ITALY’s two patriot parties could be set to join forces to build a coalition majority in a move viewed by critics as the most destabilising potential outcome of the election.
Lega and the Five Star patriot parties could rise to power in a shocking change of direction for Italy in protest of years of painful rules from Brussels.
Despite the deep ideological differences between the Eurosceptic party and fellow insurgents Five Star, Fabrizio Nusca, a vet and local official with Italy’s Lega party, believes an alliance is worth a shot.
He said: “There are similarities in our platforms, we share some things.
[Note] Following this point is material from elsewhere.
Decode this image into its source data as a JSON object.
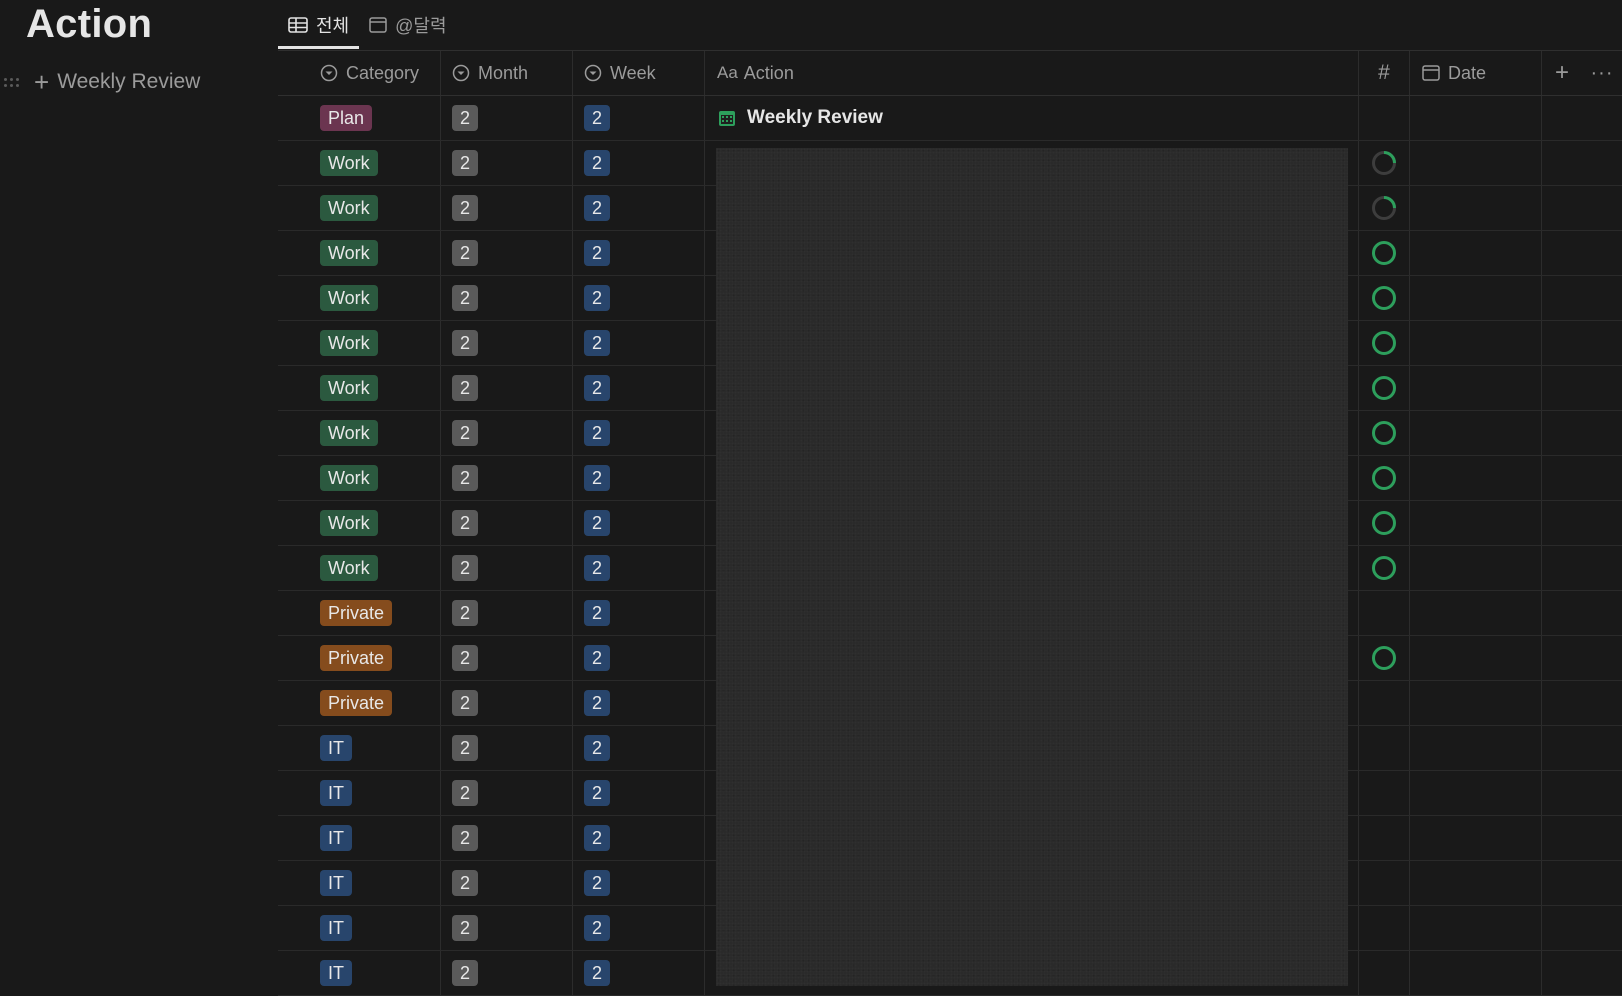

If we find a few common issues to work on, it’s feasible.”
Mr Nusca is still lapping up his anti-immigrant party’s gains following the general election on March 4.
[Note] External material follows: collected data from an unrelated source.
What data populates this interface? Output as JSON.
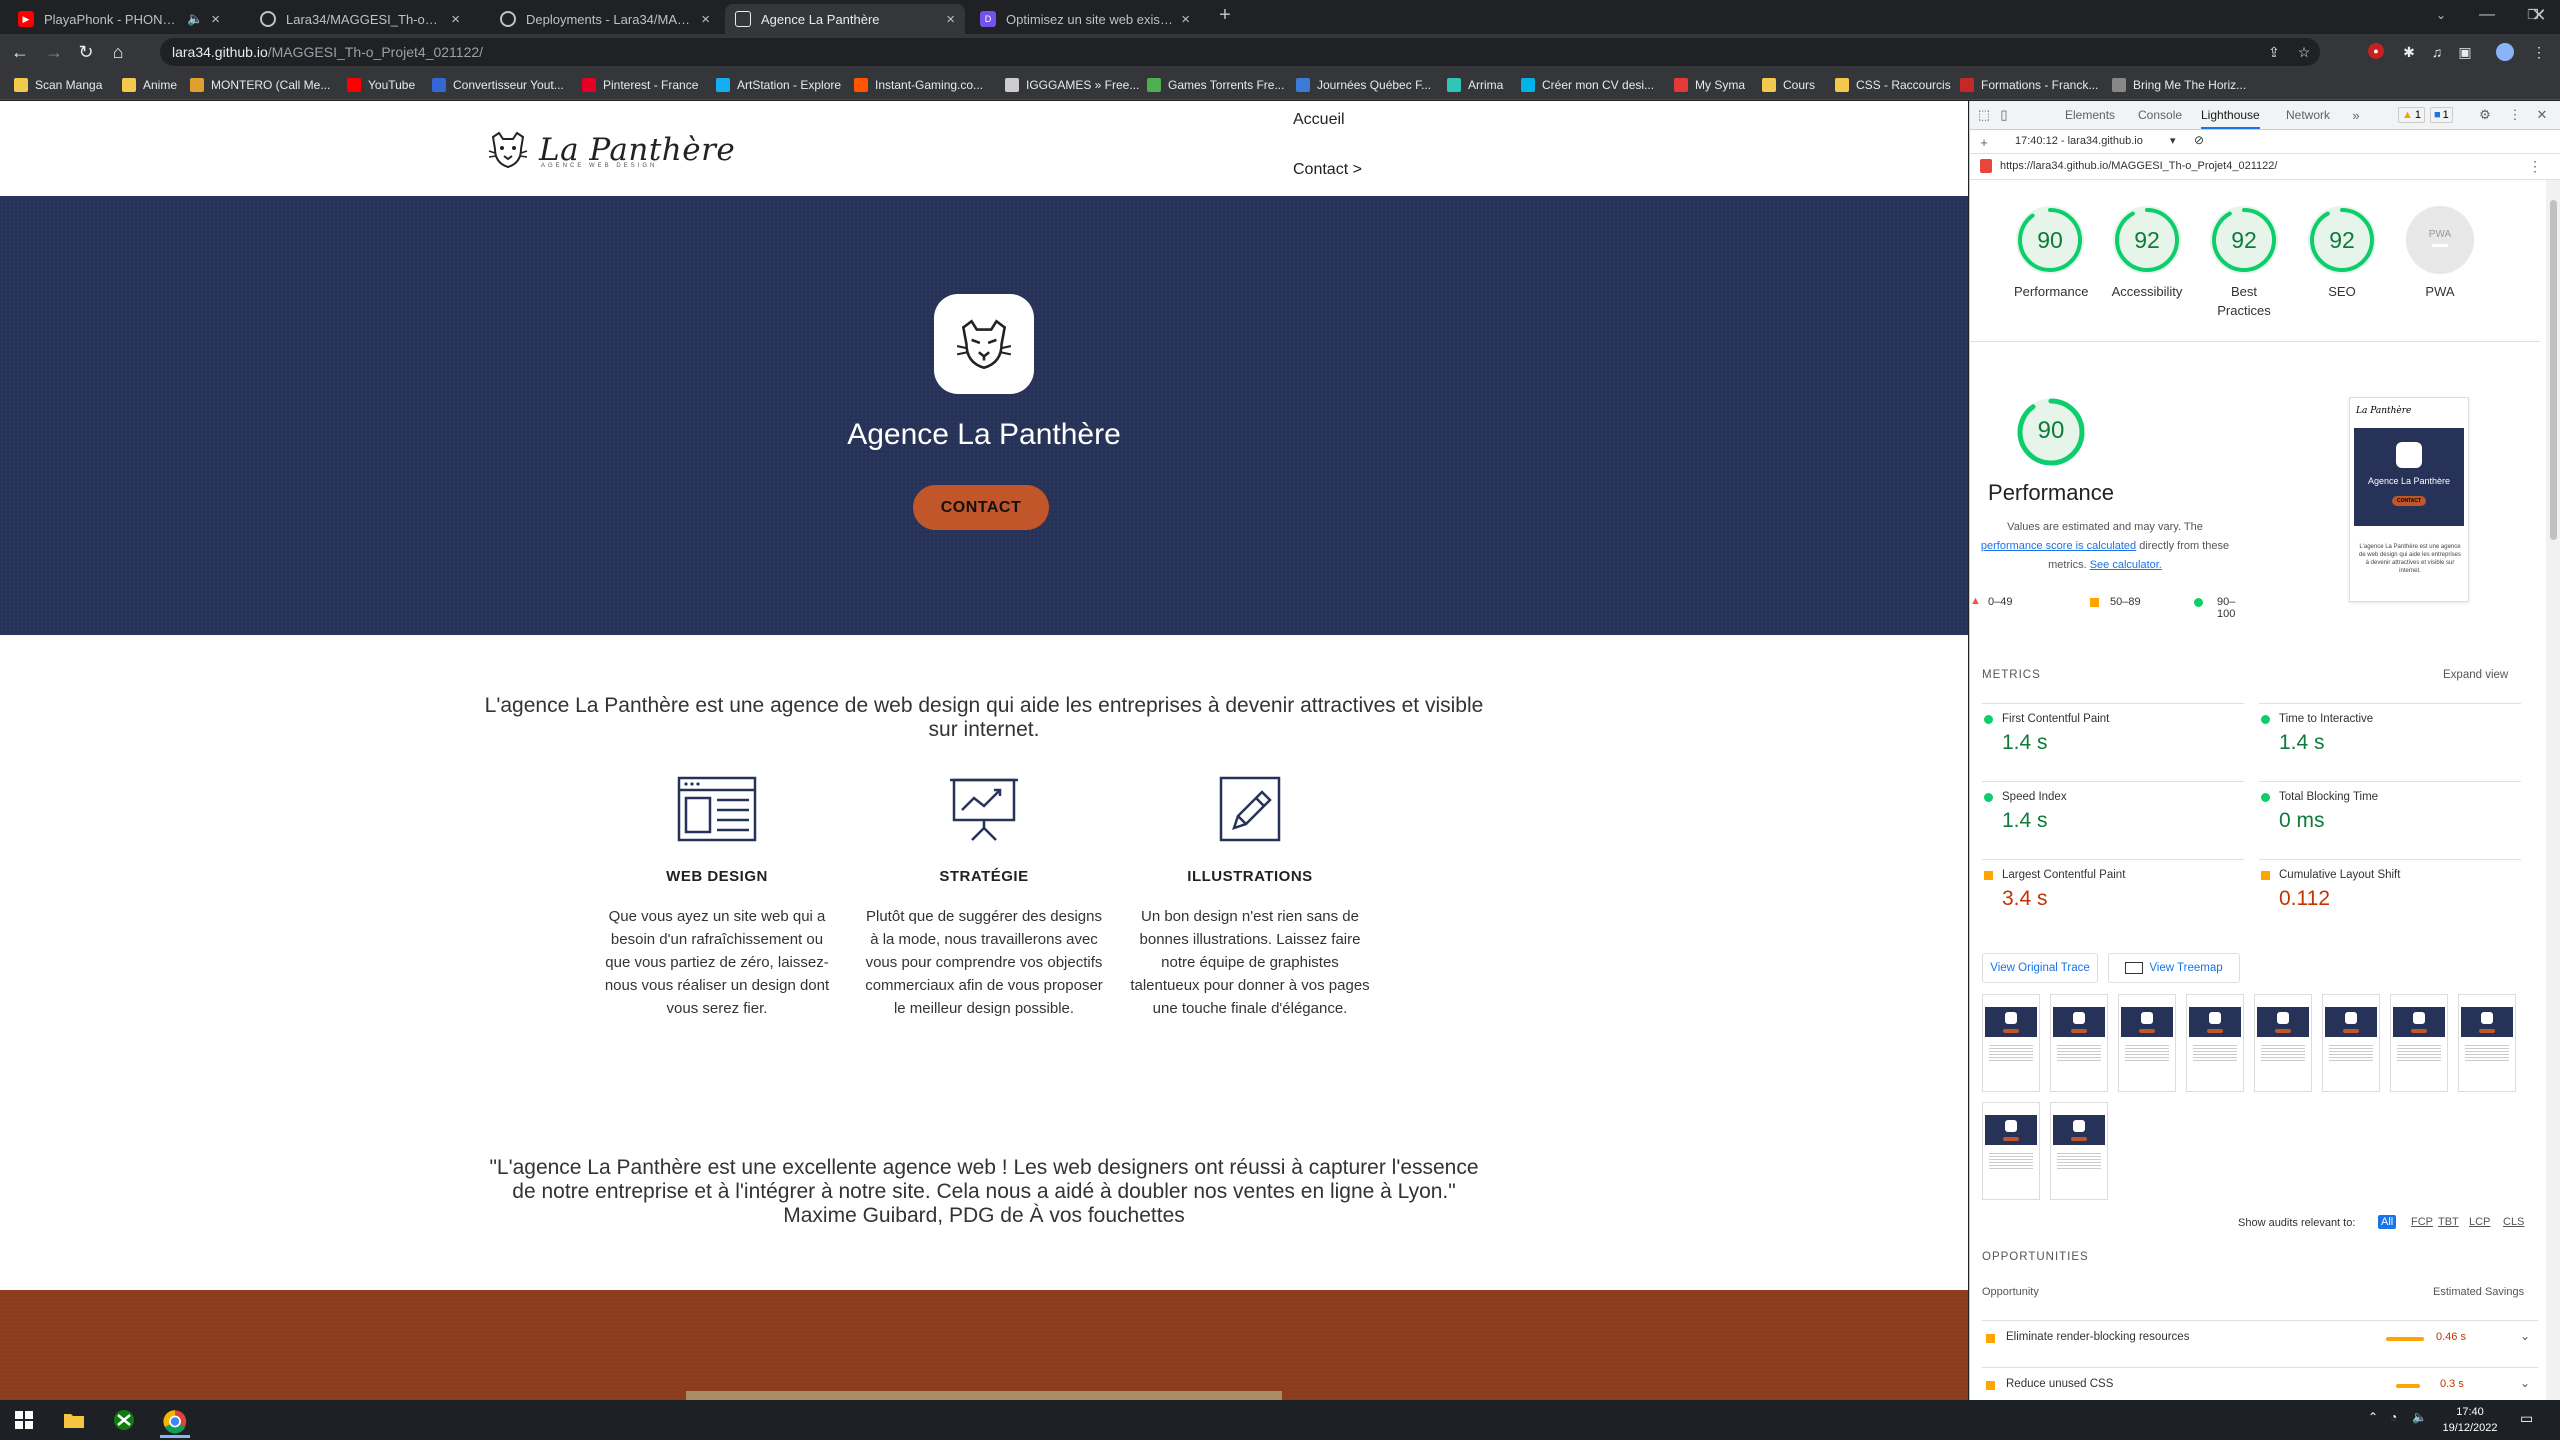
{
  "browser": {
    "tabs": [
      {
        "title": "PlayaPhonk - PHONKY TOWN",
        "icon": "youtube-icon",
        "color": "#ff0000",
        "active": false
      },
      {
        "title": "Lara34/MAGGESI_Th-o_Projet4_0",
        "icon": "github-icon",
        "color": "#202124",
        "active": false
      },
      {
        "title": "Deployments - Lara34/MAGGESI_",
        "icon": "github-icon",
        "color": "#202124",
        "active": false
      },
      {
        "title": "Agence La Panthère",
        "icon": "page-icon",
        "color": "#e8eaed",
        "active": true
      },
      {
        "title": "Optimisez un site web existant -",
        "icon": "openclassrooms-icon",
        "color": "#7451eb",
        "active": false
      }
    ],
    "url_host": "lara34.github.io",
    "url_path": "/MAGGESI_Th-o_Projet4_021122/",
    "bookmarks": [
      {
        "label": "Scan Manga",
        "color": "#f2c94c"
      },
      {
        "label": "Anime",
        "color": "#f2c94c"
      },
      {
        "label": "MONTERO (Call Me...",
        "color": "#e0a030"
      },
      {
        "label": "YouTube",
        "color": "#ff0000"
      },
      {
        "label": "Convertisseur Yout...",
        "color": "#3367d6"
      },
      {
        "label": "Pinterest - France",
        "color": "#e60023"
      },
      {
        "label": "ArtStation - Explore",
        "color": "#13aff0"
      },
      {
        "label": "Instant-Gaming.co...",
        "color": "#ff5400"
      },
      {
        "label": "IGGGAMES » Free...",
        "color": "#cccccc"
      },
      {
        "label": "Games Torrents Fre...",
        "color": "#4caf50"
      },
      {
        "label": "Journées Québec F...",
        "color": "#3a7bd5"
      },
      {
        "label": "Arrima",
        "color": "#2ec4b6"
      },
      {
        "label": "Créer mon CV desi...",
        "color": "#00b3e6"
      },
      {
        "label": "My Syma",
        "color": "#e53935"
      },
      {
        "label": "Cours",
        "color": "#f2c94c"
      },
      {
        "label": "CSS - Raccourcis",
        "color": "#f2c94c"
      },
      {
        "label": "Formations - Franck...",
        "color": "#c62828"
      },
      {
        "label": "Bring Me The Horiz...",
        "color": "#888888"
      }
    ]
  },
  "site": {
    "brand": "La Panthère",
    "brand_sub": "AGENCE WEB DESIGN",
    "nav": {
      "home": "Accueil",
      "contact": "Contact >"
    },
    "hero_title": "Agence La Panthère",
    "hero_button": "CONTACT",
    "intro": "L'agence La Panthère est une agence de web design qui aide les entreprises à devenir attractives et visible sur internet.",
    "services": [
      {
        "title": "WEB DESIGN",
        "text": "Que vous ayez un site web qui a besoin d'un rafraîchissement ou que vous partiez de zéro, laissez-nous vous réaliser un design dont vous serez fier."
      },
      {
        "title": "STRATÉGIE",
        "text": "Plutôt que de suggérer des designs à la mode, nous travaillerons avec vous pour comprendre vos objectifs commerciaux afin de vous proposer le meilleur design possible."
      },
      {
        "title": "ILLUSTRATIONS",
        "text": "Un bon design n'est rien sans de bonnes illustrations. Laissez faire notre équipe de graphistes talentueux pour donner à vos pages une touche finale d'élégance."
      }
    ],
    "quote": "\"L'agence La Panthère est une excellente agence web ! Les web designers ont réussi à capturer l'essence de notre entreprise et à l'intégrer à notre site. Cela nous a aidé à doubler nos ventes en ligne à Lyon.\" Maxime Guibard, PDG de À vos fouchettes",
    "colors": {
      "hero": "#263258",
      "accent": "#c1562a",
      "footer": "#8e3e1f"
    }
  },
  "devtools": {
    "tabs": [
      "Elements",
      "Console",
      "Lighthouse",
      "Network"
    ],
    "active_tab": "Lighthouse",
    "warnings": "1",
    "messages": "1",
    "report_time": "17:40:12 - lara34.github.io",
    "report_url": "https://lara34.github.io/MAGGESI_Th-o_Projet4_021122/",
    "scores": [
      {
        "label": "Performance",
        "value": 90
      },
      {
        "label": "Accessibility",
        "value": 92
      },
      {
        "label": "Best Practices",
        "value": 92
      },
      {
        "label": "SEO",
        "value": 92
      },
      {
        "label": "PWA",
        "value": null
      }
    ],
    "pwa_badge": "PWA",
    "perf_score": "90",
    "perf_title": "Performance",
    "perf_note_1": "Values are estimated and may vary. The",
    "perf_note_link": "performance score is calculated",
    "perf_note_2": "directly from these metrics.",
    "perf_note_link2": "See calculator.",
    "legend": [
      "0–49",
      "50–89",
      "90–100"
    ],
    "metrics_title": "METRICS",
    "expand": "Expand view",
    "metrics": [
      {
        "name": "First Contentful Paint",
        "value": "1.4 s",
        "status": "good"
      },
      {
        "name": "Time to Interactive",
        "value": "1.4 s",
        "status": "good"
      },
      {
        "name": "Speed Index",
        "value": "1.4 s",
        "status": "good"
      },
      {
        "name": "Total Blocking Time",
        "value": "0 ms",
        "status": "good"
      },
      {
        "name": "Largest Contentful Paint",
        "value": "3.4 s",
        "status": "average"
      },
      {
        "name": "Cumulative Layout Shift",
        "value": "0.112",
        "status": "average"
      }
    ],
    "view_trace": "View Original Trace",
    "view_treemap": "View Treemap",
    "filter_label": "Show audits relevant to:",
    "filters": [
      "All",
      "FCP",
      "TBT",
      "LCP",
      "CLS"
    ],
    "opportunities_title": "OPPORTUNITIES",
    "opp_col1": "Opportunity",
    "opp_col2": "Estimated Savings",
    "opportunities": [
      {
        "name": "Eliminate render-blocking resources",
        "saving": "0.46 s"
      },
      {
        "name": "Reduce unused CSS",
        "saving": "0.3 s"
      }
    ],
    "preview": {
      "brand": "La Panthère",
      "title": "Agence La Panthère",
      "button": "CONTACT",
      "text": "L'agence La Panthère est une agence de web design qui aide les entreprises à devenir attractives et visible sur internet."
    }
  },
  "taskbar": {
    "time": "17:40",
    "date": "19/12/2022"
  }
}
He said: “We expected a signal from the voters and it came.”
Lega, translated as The League, took 18 percent of the vote in Mr Nusca’s town Cerveteri, which lies about 25 miles north-west of Rome, compared with 0.1 percent in 2013.
Meanwhile Five Star, founded in 2009 by comedian Beppe Grillo, took home 34 percent of the vote in the town.
It was a similar story in the national vote, with Five Star winning 32 percent, making them the largest party in parliament, and Lega coming out as the leading conservative force, with 18 percent of the vote.
But after voters delivered a damaging rebuke to the establishment in the polls, questions are emerging about whether the two populist parties can set aside their significant political and cultural differences to join forces to form an alliance in government.
EU investors and policymakers fear a coalition between the pair, based on defiance of EU fiscal rules and economic nationalism, could cause clashes with Brussels and damage confidence in the country’s ability to pay off its significant debt.
President Sergio Mattarella is due to lead formal coalition talks after the new parliament convenes on March 23 and the speakers of both chambers are elected.
Officials have warned that the talks may last weeks, with no simple solution in sight.
Political conversation between Lega and Five Star began this week for the first time since the election. On Wednesday evening, Luigi Di Maio, 31, who leads Five Star and 45-year-old Matteo Salvini spoke by phone and agreed to meet face-to-face next week.
Both Lega and Five Star share common ground on their critical view of the centre-left governments led by Matteo Renzi and then Paolo Gentiloni, speaking out about their labour market reform, bank bailouts, pensions stance and their insistence to have vaccines.
The two patriot parties have also criticised the government for being insufficient in challenging the EU over its fiscal rules, including sanctions on Russia.
But the general election vote, and their campaigns highlighted major differences between the parties.
Five Star’s leader, Mr Di Maio who saw his party heavily win in impoverished southern Italy, presented the priority for its main economic policy as a guaranteed income subsidy for the poor.
This differs from the League’s base of business owners and workers, which sees it as a handout.
Lega which triumphed in more prosperous northern and central Italy, has been more unsympathetic towards Brussels, aligning itself with Marine Le Pen’s National Front in France.
The party has presented its main economic policy as a flat tax at 15 per cent, which activists for Five Star view as being beneficial for the wealthy.
Saver Garbarino, a Five Star councillor in Cerveteri said: “It’s a gift to the rich, it’s openly a gift to the rich.”
Mr Garbarino also views the Lega’s anti-immigrant pledge to deport 600,000 illegal immigrants with suspicion. He added: “We need integration here.”
In order to form an alliance, the League leader would have to break his pact with former prime minister and leader of the centre-right Forza Italia, Silvio Berlusconi.
Mr Salvini would also have to come to terms with being Five Star’s junior partner.
A Lega official said Mr Salvini plans to avoid a coalition deal with Five Star, but rather aims to tighten his party’s hold on the Italian right in hopes of a stronger victory if alliance talks fail and early elections are called later this year or in 2019.
It has been speculated that Five Star would let down some of its base by joining forces with the League, as the party has always presented itself as the purest of the country’s political parties, because of its unwillingness to engage with the opposition.
Andrea Mammone, a professor of history at Royal Holloway University of London said: “If we look at the genesis and evolution of the party, any alliance is clearly problematic. But this is a test for them: what do they want to be?”
But in Cerveteri, Lega activist Vilma Pavin said: “We are super happy, to say the least.”